Friday, April 13, 2018

Going to try this again...

I'm going to use this site to explore and clarify some thoughts about horror movies...
I'm hoping also to use this blog as a way to get through some difficult theory material in regards to horror and movies...   It will oftentimes be quite fragmentary...   with unanswered questions.
In this way, the blog is generally for myself.   

I started about 7 years ago and took a long "pause" I guess:  http://blog2.photokwang.com


I think "The Conjuring" can speak to issues related to my first posts in the aforementioned link.

There's a repressed tradition of empowered women in many horror movies.  I have two general thoughts that I need to develop and perhaps "map out" in terms of lists.

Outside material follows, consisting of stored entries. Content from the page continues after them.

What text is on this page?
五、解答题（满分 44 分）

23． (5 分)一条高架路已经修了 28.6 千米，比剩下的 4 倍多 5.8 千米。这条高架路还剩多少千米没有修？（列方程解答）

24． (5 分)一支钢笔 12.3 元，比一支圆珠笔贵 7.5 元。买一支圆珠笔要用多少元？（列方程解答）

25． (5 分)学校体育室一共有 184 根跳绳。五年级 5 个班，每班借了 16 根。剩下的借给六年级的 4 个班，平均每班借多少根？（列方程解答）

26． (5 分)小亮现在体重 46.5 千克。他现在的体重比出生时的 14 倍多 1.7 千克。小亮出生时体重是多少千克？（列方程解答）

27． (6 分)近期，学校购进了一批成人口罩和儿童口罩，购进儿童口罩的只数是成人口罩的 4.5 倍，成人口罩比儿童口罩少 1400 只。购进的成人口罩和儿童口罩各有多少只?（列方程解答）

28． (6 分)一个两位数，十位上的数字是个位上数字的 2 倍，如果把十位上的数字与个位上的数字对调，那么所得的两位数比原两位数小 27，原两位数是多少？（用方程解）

One has to do with the geography of the houses.    There's often a "basement" in horror movies and I wonder where and how this connects to a kind of "geography" of the female body.    The house becomes a kind of metaphor of possession of the female body.  In The Conjuring, the possession seems to involve two factions:  1)  the contemporary space of the domestic mother/wife and 2) the past tradition of empowered - but cast-out - sorceresses/witches. 

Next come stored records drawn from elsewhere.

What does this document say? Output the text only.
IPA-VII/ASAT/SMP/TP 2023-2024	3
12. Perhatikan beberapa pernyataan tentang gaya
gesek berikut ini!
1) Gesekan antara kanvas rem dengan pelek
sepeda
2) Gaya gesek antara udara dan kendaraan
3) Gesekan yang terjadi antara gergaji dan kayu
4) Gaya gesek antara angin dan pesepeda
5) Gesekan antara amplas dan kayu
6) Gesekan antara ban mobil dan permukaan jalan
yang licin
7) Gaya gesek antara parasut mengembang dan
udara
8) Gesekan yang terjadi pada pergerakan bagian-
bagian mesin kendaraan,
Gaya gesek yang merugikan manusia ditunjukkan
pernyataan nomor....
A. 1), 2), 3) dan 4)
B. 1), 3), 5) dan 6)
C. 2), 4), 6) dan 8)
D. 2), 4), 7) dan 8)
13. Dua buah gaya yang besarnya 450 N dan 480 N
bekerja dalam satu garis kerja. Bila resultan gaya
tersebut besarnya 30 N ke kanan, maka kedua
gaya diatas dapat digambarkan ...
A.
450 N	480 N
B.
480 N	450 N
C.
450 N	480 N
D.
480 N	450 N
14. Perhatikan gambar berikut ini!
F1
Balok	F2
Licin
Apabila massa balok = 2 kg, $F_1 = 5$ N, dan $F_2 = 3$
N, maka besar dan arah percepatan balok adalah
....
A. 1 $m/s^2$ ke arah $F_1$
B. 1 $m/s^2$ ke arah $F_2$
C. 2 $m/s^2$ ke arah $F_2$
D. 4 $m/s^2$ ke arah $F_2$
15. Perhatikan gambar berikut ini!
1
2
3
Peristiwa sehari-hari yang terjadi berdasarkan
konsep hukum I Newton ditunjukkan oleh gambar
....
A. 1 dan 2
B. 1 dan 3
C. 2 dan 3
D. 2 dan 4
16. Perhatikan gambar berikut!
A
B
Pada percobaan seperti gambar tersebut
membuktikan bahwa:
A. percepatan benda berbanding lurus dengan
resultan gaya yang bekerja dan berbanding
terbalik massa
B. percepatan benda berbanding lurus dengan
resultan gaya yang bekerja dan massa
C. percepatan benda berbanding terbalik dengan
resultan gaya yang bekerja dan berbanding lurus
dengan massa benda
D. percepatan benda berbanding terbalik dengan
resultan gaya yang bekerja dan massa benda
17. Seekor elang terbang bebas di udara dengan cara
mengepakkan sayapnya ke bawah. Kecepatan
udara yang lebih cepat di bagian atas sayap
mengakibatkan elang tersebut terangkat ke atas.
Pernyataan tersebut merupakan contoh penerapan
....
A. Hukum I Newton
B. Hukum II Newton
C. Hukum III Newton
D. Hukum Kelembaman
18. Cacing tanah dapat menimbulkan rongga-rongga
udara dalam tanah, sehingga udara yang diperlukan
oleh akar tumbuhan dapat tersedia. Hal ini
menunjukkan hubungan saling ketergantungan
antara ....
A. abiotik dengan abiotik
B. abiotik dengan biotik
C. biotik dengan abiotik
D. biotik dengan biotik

So, my second thought is simply that the tradition of the female sorceress implies a different interpretation of the heteronormative domestic space.   In fact, reproduction in a sense becomes demonic possession.   How else to continue a tradition in a non-biological way.   But there is a kind of problem in the sense that such a tradition becomes largely a parasitic one -- it depends on normative identities and cultural power that are justified/reified/made manifest due to biological necessity.

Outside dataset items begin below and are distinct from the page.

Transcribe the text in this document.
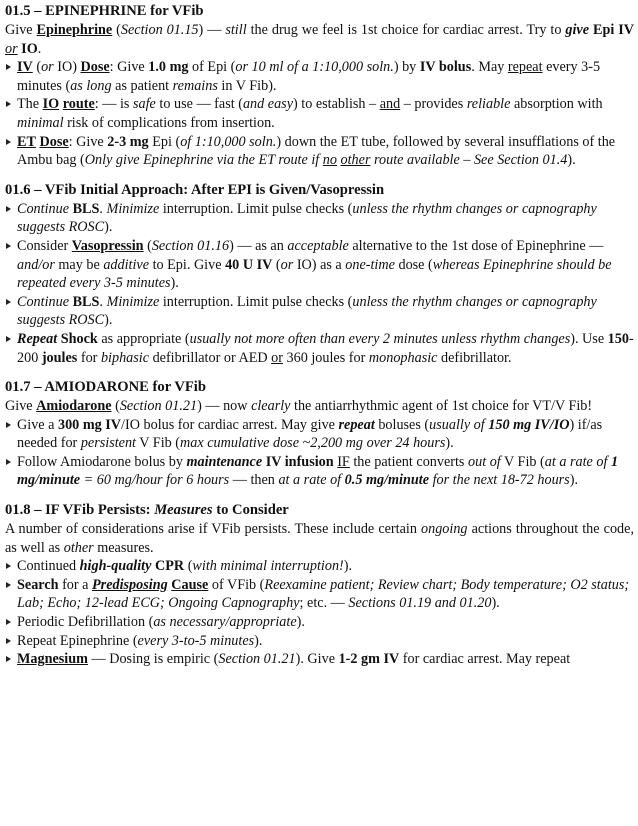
01.5 – EPINEPHRINE for VFib

Give Epinephrine (Section 01.15) — still the drug we feel is 1st choice for cardiac arrest. Try to give Epi IV or IO.

IV (or IO) Dose: Give 1.0 mg of Epi (or 10 ml of a 1:10,000 soln.) by IV bolus. May repeat every 3-5 minutes (as long as patient remains in V Fib).
The IO route: — is safe to use — fast (and easy) to establish – and – provides reliable absorption with minimal risk of complications from insertion.
ET Dose: Give 2-3 mg Epi (of 1:10,000 soln.) down the ET tube, followed by several insufflations of the Ambu bag (Only give Epinephrine via the ET route if no other route available – See Section 01.4).
01.6 – VFib Initial Approach: After EPI is Given/Vasopressin
Continue BLS. Minimize interruption. Limit pulse checks (unless the rhythm changes or capnography suggests ROSC).
Consider Vasopressin (Section 01.16) — as an acceptable alternative to the 1st dose of Epinephrine — and/or may be additive to Epi. Give 40 U IV (or IO) as a one-time dose (whereas Epinephrine should be repeated every 3-5 minutes).
Continue BLS. Minimize interruption. Limit pulse checks (unless the rhythm changes or capnography suggests ROSC).
Repeat Shock as appropriate (usually not more often than every 2 minutes unless rhythm changes). Use 150-200 joules for biphasic defibrillator or AED or 360 joules for monophasic defibrillator.
01.7 – AMIODARONE for VFib

Give Amiodarone (Section 01.21) — now clearly the antiarrhythmic agent of 1st choice for VT/V Fib!

Give a 300 mg IV/IO bolus for cardiac arrest. May give repeat boluses (usually of 150 mg IV/IO) if/as needed for persistent V Fib (max cumulative dose ~2,200 mg over 24 hours).
Follow Amiodarone bolus by maintenance IV infusion IF the patient converts out of V Fib (at a rate of 1 mg/minute = 60 mg/hour for 6 hours — then at a rate of 0.5 mg/minute for the next 18-72 hours).
01.8 – IF VFib Persists: Measures to Consider

A number of considerations arise if VFib persists. These include certain ongoing actions throughout the code, as well as other measures.

Continued high-quality CPR (with minimal interruption!).
Search for a Predisposing Cause of VFib (Reexamine patient; Review chart; Body temperature; O2 status; Lab; Echo; 12-lead ECG; Ongoing Capnography; etc. — Sections 01.19 and 01.20).
Periodic Defibrillation (as necessary/appropriate).
Repeat Epinephrine (every 3-to-5 minutes).
Magnesium — Dosing is empiric (Section 01.21). Give 1-2 gm IV for cardiac arrest. May repeat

There's an implied question here about how the sorceress or witch tradition challenges the hegemonic structure of heteronormative space.   I feel like it's a topic that might come up when thinking of all-female communities. 

An interesting complication of my point above in regards to The Conjuring is that the witch that once lived in the house was acting out a religious drama as a kind of gesture of faith to a demon/devil which implies a male master.   I'd have to go back and watch the movie to get more specific detail here.   But I think there's an interesting problem already.

One potential survey I should do:  Map out all kinds of "possessions".  For example:  the transference of bodily fluids --  in the Conjuring the witch "throws up" in the mother's mouth during a nap; another example might be the bite in the zombie or vampire movie; still another might be through sex.